On sample average approximation for two-stage stochastic programs without relatively complete recourse

TL;DR

This paper analyzes the sample average approximation method for two-stage stochastic programs lacking guaranteed feasible recourse, establishing exponential convergence of recourse likelihood and proposing modifications for non-finite feasible regions.

Contribution

It introduces a new feasibility measure, the recourse likelihood, and provides convergence analysis and modifications for problems without relatively complete recourse.

Findings

Recourse likelihood converges exponentially fast with sample size.

Modified 'padded' SAA problems can ensure feasible recourse with high confidence.

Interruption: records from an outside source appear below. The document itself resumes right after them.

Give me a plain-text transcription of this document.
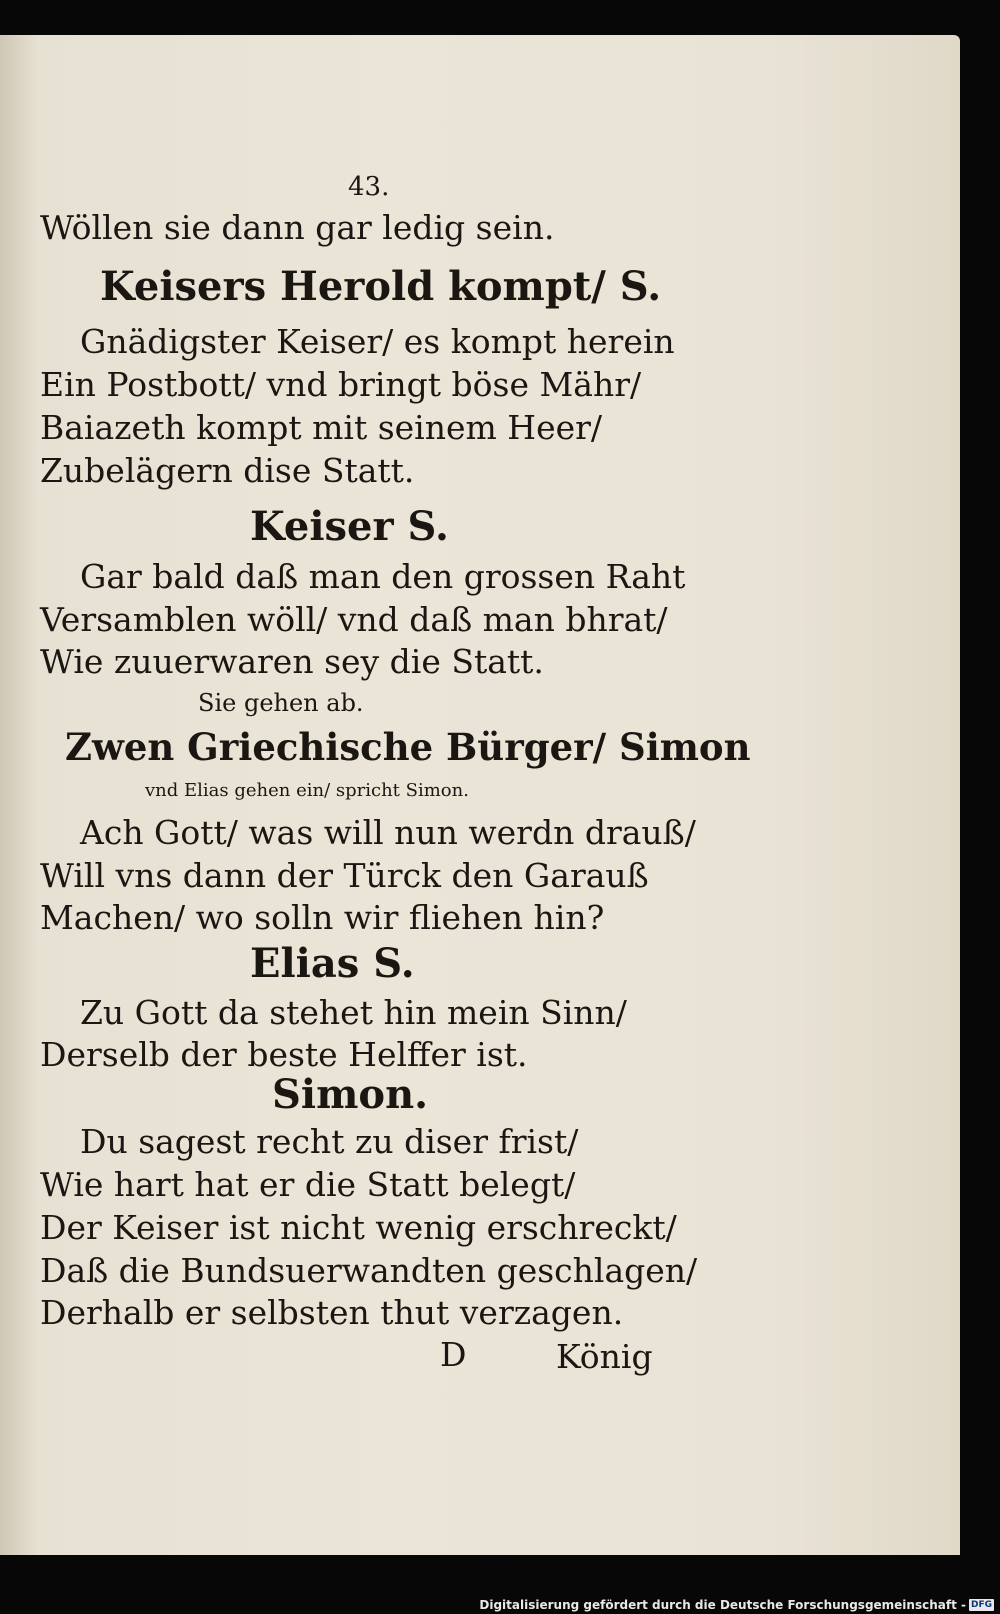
43.
Wöllen sie dann gar ledig sein.
Keisers Herold kompt/ S.
Gnädigster Keiser/ es kompt herein
Ein Postbott/ vnd bringt böse Mähr/
Baiazeth kompt mit seinem Heer/
Zubelägern dise Statt.
Keiser S.
Gar bald daß man den grossen Raht
Versamblen wöll/ vnd daß man bhrat/
Wie zuuerwaren sey die Statt.
Sie gehen ab.
Zwen Griechische Bürger/ Simon
vnd Elias gehen ein/ spricht Simon.
Ach Gott/ was will nun werdn drauß/
Will vns dann der Türck den Garauß
Machen/ wo solln wir fliehen hin?
Elias S.
Zu Gott da stehet hin mein Sinn/
Derselb der beste Helffer ist.
Simon.
Du sagest recht zu diser frist/
Wie hart hat er die Statt belegt/
Der Keiser ist nicht wenig erschreckt/
Daß die Bundsuerwandten geschlagen/
Derhalb er selbsten thut verzagen.
D	König
Digitalisierung gefördert durch die Deutsche Forschungsgemeinschaft - DFG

Numerical results support theoretical findings and highlight potential improvements.

Abstract

We investigate sample average approximation (SAA) for two-stage stochastic programs without relatively complete recourse, i.e., for problems in which there are first-stage feasible solutions that are not guaranteed to have a feasible recourse action. As a feasibility measure of the SAA solution, we consider the "recourse likelihood", which is the probability that the solution has a feasible recourse action. For $\epsilon \in (0,1)$, we demonstrate that the probability that a SAA solution has recourse likelihood below $1-\epsilon$ converges to zero exponentially fast with the sample size. Next, we analyze the rate of convergence of optimal solutions of the SAA to optimal solutions of the true problem for problems with a finite feasible region, such as bounded integer programming problems. For problems with non-finite feasible region, we propose modified "padded" SAA problems and demonstrate in two cases that such problems can yield, with high confidence, solutions that are certain to have a feasible recourse decision. Finally, we conduct a numerical study on a two-stage resource planning problem that illustrates the results, and also suggests there may be room for improvement in some of the theoretical analysis.